Quand quelqu’un perd son emploi, l’Etat met le paquet, leur a-t-il expliqué. Si la personne a besoin de prendre des cours d’informatique ou d’allemand, par exemple, elle pourra les prendre, avec l’aide de l’Etat. Quand il envoie des candidats à des entretiens d’embauche, l’AMS versera une petite incitation financière à l’employeur qui embauchera celui qui est au chômage depuis le plus longtemps.
Il est essentiel de lutter contre le manque de compétences et le chômage longue durée, dit-il, si l’on veut préserver la cohésion sociale sur laquelle l’Autriche, et à vrai dire l’Europe, se sont construites après-guerre.

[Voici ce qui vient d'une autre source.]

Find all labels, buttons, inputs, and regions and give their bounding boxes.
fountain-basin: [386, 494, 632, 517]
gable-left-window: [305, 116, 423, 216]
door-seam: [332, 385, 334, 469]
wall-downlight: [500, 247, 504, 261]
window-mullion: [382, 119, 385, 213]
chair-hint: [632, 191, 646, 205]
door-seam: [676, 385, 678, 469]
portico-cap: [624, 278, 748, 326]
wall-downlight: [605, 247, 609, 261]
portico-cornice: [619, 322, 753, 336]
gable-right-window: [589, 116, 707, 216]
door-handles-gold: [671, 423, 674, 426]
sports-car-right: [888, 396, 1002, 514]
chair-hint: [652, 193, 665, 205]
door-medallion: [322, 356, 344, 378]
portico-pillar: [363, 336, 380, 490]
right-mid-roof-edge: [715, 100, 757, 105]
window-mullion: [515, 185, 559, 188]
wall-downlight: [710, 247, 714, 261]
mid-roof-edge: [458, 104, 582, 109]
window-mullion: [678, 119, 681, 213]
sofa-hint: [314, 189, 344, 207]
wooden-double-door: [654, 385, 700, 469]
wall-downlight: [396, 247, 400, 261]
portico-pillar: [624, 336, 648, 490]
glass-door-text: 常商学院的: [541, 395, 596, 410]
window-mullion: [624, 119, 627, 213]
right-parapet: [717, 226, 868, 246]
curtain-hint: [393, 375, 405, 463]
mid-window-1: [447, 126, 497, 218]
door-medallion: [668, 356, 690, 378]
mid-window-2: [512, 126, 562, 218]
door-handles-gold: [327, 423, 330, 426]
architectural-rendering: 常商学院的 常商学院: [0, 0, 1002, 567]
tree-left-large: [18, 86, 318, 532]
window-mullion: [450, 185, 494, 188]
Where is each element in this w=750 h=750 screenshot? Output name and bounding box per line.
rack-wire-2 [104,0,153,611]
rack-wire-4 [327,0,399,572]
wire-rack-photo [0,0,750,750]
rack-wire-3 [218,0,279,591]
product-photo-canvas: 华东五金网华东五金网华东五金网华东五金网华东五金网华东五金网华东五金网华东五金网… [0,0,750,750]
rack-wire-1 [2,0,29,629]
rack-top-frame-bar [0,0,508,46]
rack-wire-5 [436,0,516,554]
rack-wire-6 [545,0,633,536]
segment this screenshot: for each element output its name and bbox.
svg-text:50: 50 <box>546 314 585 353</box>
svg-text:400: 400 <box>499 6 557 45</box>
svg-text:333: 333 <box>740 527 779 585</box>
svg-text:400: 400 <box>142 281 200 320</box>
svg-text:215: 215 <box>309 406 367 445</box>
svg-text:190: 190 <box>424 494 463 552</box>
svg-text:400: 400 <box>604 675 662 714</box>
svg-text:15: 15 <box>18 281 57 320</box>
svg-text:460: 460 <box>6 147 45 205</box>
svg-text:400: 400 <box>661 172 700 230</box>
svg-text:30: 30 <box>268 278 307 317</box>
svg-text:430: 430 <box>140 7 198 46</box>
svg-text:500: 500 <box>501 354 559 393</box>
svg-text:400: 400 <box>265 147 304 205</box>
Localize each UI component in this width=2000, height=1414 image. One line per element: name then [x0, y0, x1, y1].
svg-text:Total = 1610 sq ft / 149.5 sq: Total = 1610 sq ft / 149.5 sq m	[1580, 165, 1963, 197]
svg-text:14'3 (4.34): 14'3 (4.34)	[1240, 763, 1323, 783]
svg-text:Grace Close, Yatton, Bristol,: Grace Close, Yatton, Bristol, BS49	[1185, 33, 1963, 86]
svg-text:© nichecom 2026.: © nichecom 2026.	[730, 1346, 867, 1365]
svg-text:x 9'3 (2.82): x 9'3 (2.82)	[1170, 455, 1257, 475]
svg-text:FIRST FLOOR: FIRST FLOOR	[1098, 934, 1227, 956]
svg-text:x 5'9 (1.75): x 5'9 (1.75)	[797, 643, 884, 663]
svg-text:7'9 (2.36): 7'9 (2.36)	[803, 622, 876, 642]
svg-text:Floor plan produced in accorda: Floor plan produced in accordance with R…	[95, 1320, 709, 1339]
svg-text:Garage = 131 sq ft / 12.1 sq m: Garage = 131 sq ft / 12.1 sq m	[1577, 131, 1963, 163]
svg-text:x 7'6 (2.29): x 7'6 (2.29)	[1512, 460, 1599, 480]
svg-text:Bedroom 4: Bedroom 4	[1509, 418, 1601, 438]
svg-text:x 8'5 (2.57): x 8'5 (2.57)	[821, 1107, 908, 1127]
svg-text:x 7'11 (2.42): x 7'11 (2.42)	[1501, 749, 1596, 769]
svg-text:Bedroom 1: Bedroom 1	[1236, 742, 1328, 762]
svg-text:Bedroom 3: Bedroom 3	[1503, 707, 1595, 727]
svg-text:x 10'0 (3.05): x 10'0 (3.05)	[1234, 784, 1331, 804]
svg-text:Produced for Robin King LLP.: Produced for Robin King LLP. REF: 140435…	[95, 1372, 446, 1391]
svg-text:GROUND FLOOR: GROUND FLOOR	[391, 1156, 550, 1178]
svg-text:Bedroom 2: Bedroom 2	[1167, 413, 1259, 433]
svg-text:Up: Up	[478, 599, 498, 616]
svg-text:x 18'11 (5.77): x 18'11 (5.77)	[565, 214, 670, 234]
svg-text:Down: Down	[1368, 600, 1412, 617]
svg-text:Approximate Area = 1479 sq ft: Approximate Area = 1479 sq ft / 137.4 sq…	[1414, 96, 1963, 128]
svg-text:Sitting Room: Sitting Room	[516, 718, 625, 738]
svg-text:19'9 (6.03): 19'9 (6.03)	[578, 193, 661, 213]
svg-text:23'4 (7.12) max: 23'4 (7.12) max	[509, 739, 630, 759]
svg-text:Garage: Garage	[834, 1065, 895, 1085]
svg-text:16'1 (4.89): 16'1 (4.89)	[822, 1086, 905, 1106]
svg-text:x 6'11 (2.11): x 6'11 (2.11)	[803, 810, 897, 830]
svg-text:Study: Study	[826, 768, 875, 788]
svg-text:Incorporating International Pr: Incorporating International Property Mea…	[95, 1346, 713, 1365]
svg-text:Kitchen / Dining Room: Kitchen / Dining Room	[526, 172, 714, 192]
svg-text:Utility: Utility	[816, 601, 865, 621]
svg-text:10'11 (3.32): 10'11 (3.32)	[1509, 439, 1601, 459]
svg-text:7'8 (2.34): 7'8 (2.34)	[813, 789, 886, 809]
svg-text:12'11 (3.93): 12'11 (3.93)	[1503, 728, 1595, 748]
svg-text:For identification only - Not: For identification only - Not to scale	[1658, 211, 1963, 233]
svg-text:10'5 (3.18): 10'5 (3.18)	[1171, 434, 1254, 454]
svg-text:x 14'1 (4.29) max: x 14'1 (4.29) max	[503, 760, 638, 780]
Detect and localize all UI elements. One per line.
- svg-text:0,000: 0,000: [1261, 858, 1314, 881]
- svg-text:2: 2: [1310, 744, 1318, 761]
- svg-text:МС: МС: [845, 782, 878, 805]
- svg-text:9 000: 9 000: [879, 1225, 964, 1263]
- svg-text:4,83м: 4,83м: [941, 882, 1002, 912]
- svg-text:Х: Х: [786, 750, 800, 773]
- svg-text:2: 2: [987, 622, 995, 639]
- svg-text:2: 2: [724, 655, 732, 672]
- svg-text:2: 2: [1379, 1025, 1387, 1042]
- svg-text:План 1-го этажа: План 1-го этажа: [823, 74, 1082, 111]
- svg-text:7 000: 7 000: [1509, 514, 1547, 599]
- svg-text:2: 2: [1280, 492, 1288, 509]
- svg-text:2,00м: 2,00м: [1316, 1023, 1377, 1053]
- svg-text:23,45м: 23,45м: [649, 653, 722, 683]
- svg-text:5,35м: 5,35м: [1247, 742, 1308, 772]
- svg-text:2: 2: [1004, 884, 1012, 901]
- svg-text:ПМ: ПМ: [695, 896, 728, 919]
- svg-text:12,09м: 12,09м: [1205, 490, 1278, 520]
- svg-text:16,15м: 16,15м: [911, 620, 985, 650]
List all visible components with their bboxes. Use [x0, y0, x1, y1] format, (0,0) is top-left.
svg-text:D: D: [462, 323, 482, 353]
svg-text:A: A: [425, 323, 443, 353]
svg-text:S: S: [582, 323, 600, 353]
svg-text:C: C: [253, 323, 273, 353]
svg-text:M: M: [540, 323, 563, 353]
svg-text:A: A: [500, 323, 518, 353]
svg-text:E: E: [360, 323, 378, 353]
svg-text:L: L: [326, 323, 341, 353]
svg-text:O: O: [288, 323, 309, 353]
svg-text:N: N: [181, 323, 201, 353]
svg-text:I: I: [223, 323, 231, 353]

A en croire ses chiffres, l’Autriche se classe quatrième — derrière le Danemark, les Pays-Bas et la Belgique — en termes d’investissement public par habitant dans la lutte contre le chômage des jeunes. Le chômage longue durée représente tout de même un quart du chômage en Autriche — même si l’on est loin de la moyenne européenne, qui s’établit à 44,4 %. "C’est un problème européen, conclut-il. Et le projet européen est en péril".
Vu d’Allemagne
En Autriche, il n’y a pas que les anti-européens qui l’ont emporté
Malgré le bon score des partis populistes aux législatives du 19 septembre, “l’Autriche n’est pas tombée dans le piège populiste”, estime Die Welt. Selon le quotidien allemand en effet, contrairement aux idées reçues, le chef du parti Team Stronach n’est pas xénophobe et donc pas comparable avec la FPÖ, le parti d’extrême droite arrivé troisième lors des élections.
Die Welt salue par ailleurs le succès du nouveau parti libéral die Neos :
On ne sait pas encore comment va évoluer ce parti qui a immédiatement obtenu 4,8 % des voix [...] Mais ce sont, semble-t-il, des libéraux différents [de ceux qui ont échoué en Allemagne] : jeunes et mobiles. Enthousiastes, ils agitent le drapeau de la liberté. Avec eux, un parti pro-européen libéral est représenté pour la première fois depuis 2002 au Parlement.